Brandizzare identità, comunità e popolo?

L'Opinione di Mimmo Di Caterino

Compare a Napoli, in Piazza Municipio, il brand Napoli che, a dirla tutta, non mi pare renda onore creativo alla città di Napoli e neanche all’Assessore all’attività produttive Teresa Armato e all’amministrazione del Sindaco Gaetano Manfredi in generale.

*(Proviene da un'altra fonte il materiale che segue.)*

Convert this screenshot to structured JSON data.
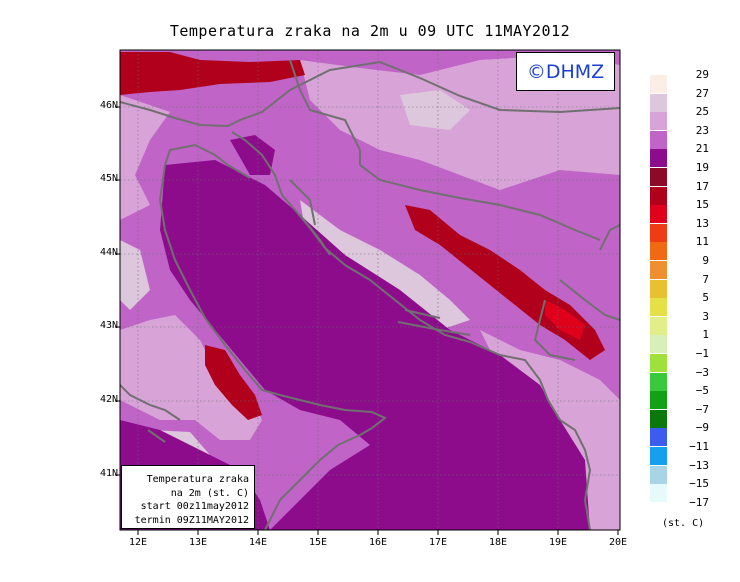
{
  "title": "Temperatura zraka na 2m u 09 UTC 11MAY2012",
  "credit": "©DHMZ",
  "info_box": {
    "line1": "Temperatura zraka",
    "line2": "na 2m (st. C)",
    "line3": "start 00z11may2012",
    "line4": "termin 09Z11MAY2012"
  },
  "axes": {
    "lat_labels": [
      "46N",
      "45N",
      "44N",
      "43N",
      "42N",
      "41N"
    ],
    "lon_labels": [
      "12E",
      "13E",
      "14E",
      "15E",
      "16E",
      "17E",
      "18E",
      "19E",
      "20E"
    ]
  },
  "legend": {
    "units": "(st. C)",
    "items": [
      {
        "label": "29",
        "color": "#fbeee6"
      },
      {
        "label": "27",
        "color": "#dcc7dc"
      },
      {
        "label": "25",
        "color": "#d8a4d8"
      },
      {
        "label": "23",
        "color": "#c064c8"
      },
      {
        "label": "21",
        "color": "#8c0c8c"
      },
      {
        "label": "19",
        "color": "#8c0a28"
      },
      {
        "label": "17",
        "color": "#b0001c"
      },
      {
        "label": "15",
        "color": "#e0001c"
      },
      {
        "label": "13",
        "color": "#f03c14"
      },
      {
        "label": "11",
        "color": "#f06a14"
      },
      {
        "label": "9",
        "color": "#ee9030"
      },
      {
        "label": "7",
        "color": "#e8c030"
      },
      {
        "label": "5",
        "color": "#e6e048"
      },
      {
        "label": "3",
        "color": "#e2ee88"
      },
      {
        "label": "1",
        "color": "#d8f0b8"
      },
      {
        "label": "−1",
        "color": "#a0e03c"
      },
      {
        "label": "−3",
        "color": "#3cc83c"
      },
      {
        "label": "−5",
        "color": "#14a014"
      },
      {
        "label": "−7",
        "color": "#0a780a"
      },
      {
        "label": "−9",
        "color": "#3c5cf0"
      },
      {
        "label": "−11",
        "color": "#14a0ee"
      },
      {
        "label": "−13",
        "color": "#a8d4e6"
      },
      {
        "label": "−15",
        "color": "#e6fafa"
      }
    ],
    "bottom_label": "−17"
  },
  "colors": {
    "sea": "#8c0c8c",
    "land_warm": "#c064c8",
    "land_mild": "#d8a4d8",
    "land_cool": "#dcc7dc",
    "hot": "#b0001c",
    "border": "#707070",
    "grid": "#6b6b6b"
  }
}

Il progetto mi venne segnalato un mese fa, da una curatrice isolana Martina Carcangiu, chiedendomi come stesse reagendo Napoli a una cosa che a lei pareva artisticamente e culturalmente debole, piatta e generalista, mi riservai di commentare l’installazione una volta collocata, è arrivato il momento: L’opera è dell’Architetto Marco Tatafiore, e lasciatemelo dire, io vieterei gli interventi di public art e di design urbano agli architetti per partito preso e statuto giuridico, non per altro, non hanno nulla della ricerca di senso e di sintesi dell’arte, oggi gli Architetti sono come i Geometri del secondo dopoguerra del secolo passato, intervengono dove possono nei lavori pubblici in una modalità tecnica, come in questo caso, con un’opera grafica che si propone di Design perché ammicca a scatti fotografici di turisti seduti nel brand Napoli, nel nome della capacità di Napoli di fare sentire tutti Napoletani. Sono io troppo duro? Interpello a caldo degli amici, l’artista Valentina Guerra mi dice: “Manca una ricerca che provi ad andare oltre tutto quello che già si vede o si dice su Napoli. Uno spirito critico che ne tiri fuori il bello e non il vacuo.

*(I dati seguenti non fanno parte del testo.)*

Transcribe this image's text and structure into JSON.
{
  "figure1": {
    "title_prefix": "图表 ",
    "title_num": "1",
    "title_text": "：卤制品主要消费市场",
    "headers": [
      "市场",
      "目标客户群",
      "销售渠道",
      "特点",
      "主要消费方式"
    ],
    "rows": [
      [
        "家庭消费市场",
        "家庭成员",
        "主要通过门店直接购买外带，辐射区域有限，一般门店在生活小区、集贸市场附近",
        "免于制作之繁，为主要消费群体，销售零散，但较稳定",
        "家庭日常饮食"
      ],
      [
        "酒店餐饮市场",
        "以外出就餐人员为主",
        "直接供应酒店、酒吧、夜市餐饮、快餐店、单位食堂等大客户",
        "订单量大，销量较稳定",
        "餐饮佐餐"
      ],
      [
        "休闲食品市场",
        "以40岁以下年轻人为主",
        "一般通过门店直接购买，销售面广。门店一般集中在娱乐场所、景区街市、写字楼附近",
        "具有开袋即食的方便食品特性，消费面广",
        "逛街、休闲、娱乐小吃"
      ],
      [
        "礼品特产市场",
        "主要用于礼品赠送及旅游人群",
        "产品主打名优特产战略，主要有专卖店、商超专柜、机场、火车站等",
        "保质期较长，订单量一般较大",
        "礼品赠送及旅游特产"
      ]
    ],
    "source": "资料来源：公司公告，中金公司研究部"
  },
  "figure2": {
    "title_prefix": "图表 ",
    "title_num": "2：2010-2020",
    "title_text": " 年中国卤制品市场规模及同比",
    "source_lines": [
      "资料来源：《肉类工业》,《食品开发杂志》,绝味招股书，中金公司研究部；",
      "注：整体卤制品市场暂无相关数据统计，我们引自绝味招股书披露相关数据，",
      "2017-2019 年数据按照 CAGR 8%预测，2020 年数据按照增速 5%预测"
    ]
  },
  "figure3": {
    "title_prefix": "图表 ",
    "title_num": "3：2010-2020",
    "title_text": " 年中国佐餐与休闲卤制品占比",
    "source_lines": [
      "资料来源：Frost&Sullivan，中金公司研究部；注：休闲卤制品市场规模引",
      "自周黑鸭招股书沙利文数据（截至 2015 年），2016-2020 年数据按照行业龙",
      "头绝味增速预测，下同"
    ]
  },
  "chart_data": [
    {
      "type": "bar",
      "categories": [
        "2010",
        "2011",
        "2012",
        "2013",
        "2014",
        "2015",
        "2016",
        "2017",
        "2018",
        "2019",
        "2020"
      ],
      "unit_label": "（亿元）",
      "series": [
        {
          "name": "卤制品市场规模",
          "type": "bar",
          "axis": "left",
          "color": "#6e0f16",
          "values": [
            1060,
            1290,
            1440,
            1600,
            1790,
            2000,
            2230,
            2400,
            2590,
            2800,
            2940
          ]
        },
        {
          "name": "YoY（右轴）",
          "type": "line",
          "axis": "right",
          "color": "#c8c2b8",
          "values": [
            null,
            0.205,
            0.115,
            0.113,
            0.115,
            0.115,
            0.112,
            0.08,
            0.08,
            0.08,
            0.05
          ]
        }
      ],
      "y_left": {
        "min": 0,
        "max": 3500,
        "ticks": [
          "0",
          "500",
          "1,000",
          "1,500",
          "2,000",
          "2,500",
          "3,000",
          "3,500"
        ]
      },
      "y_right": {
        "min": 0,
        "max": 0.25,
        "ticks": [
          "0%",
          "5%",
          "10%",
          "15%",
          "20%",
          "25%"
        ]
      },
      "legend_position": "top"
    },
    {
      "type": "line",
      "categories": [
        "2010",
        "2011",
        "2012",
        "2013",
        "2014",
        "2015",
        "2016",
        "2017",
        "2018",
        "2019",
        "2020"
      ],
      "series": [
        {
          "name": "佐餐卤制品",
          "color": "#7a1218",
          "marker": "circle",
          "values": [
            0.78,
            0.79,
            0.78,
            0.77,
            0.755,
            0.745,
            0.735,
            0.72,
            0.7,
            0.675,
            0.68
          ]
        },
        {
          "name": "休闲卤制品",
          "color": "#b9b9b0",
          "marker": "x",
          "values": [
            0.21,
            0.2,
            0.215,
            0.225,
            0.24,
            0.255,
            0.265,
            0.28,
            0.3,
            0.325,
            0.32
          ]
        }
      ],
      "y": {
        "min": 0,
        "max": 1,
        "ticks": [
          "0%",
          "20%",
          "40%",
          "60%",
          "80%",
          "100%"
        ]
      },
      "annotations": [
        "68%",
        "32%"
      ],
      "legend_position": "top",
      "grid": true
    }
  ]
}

Invece è tutto un piattume di idee, puro lucro (di pochi). “Gli architetti sono qua Hanno in mano la città”…, avevano ragione gli After.” Come darle torto? Il fotografo Giovanni Circelli, mi dice: “L’unico rimedio è coprire con stracci, scampoli e calzini.” Sarebbe una soluzione, anche un’interessante e reale interazione con la “Venere degli stracci”, le due installazioni di fatto si contenderanno durante la convivenza selfie di turisti in transito culturale (?) a Napoli. Per Carlo Olivari è tutto semplicemente “Osceno! Una porcata, scusa se commento pragmaticamente.” Cosa aggiungere per raccontare questa guida turistica a cielo aperto (nella parte posteriore)? Quanto sia costata l’operazione non lo scrivo, più che troppo, se si relaziona un lavoro del genere al mercato privato, lavoro più che altro grafico. In fondo il brand Napoli con le sue skyline che passano per “Un posto al sole”, “Gomorra”, “Mare fuori” è già un brand, al turista serviva questo progetto per capire dove è arrivato e farsi un selfie? Fargli vedere Il San Gennaro di Jorit e piazzetta Maradona? Sono tantissimi gli artisti visivi (e non gli studi grafici di Architetti) che avrebbero potuto sintetizzare l’energia di Napoli in maniera poetica.

Capisco che la Venere di Pistoletto potrebbe essere esposta dovunque al mondo e disturberebbe nella stessa maniera, ma il Maschio Angiono sullo sfondo o il Vesuvio non bastavano a fare capire che si è a Napoli? Altro aspetto triste, gli innumerevoli selfie (che avevo predotto) di turisti seduti nel logo (che dovrebbe essere indiscutibilmente geniale perché permette d’essere seduti tra i caratteri grafici della scritta Napoli), non rischiano di determinare l’effetto di derisione della medesima? Napoli aveva bisogno di questo brand per farsi riconoscere e conoscere? P.S. Dopo qualche giorno, parrebbe perché danneggiato dal caldo, il lavoro è stato celato e impacchettato, come un brand da cartolina di Christo, no, non fate ulteriori battute, le cose belle e da cartolina, nell’arte contemporanea, vanno impacchettate bene.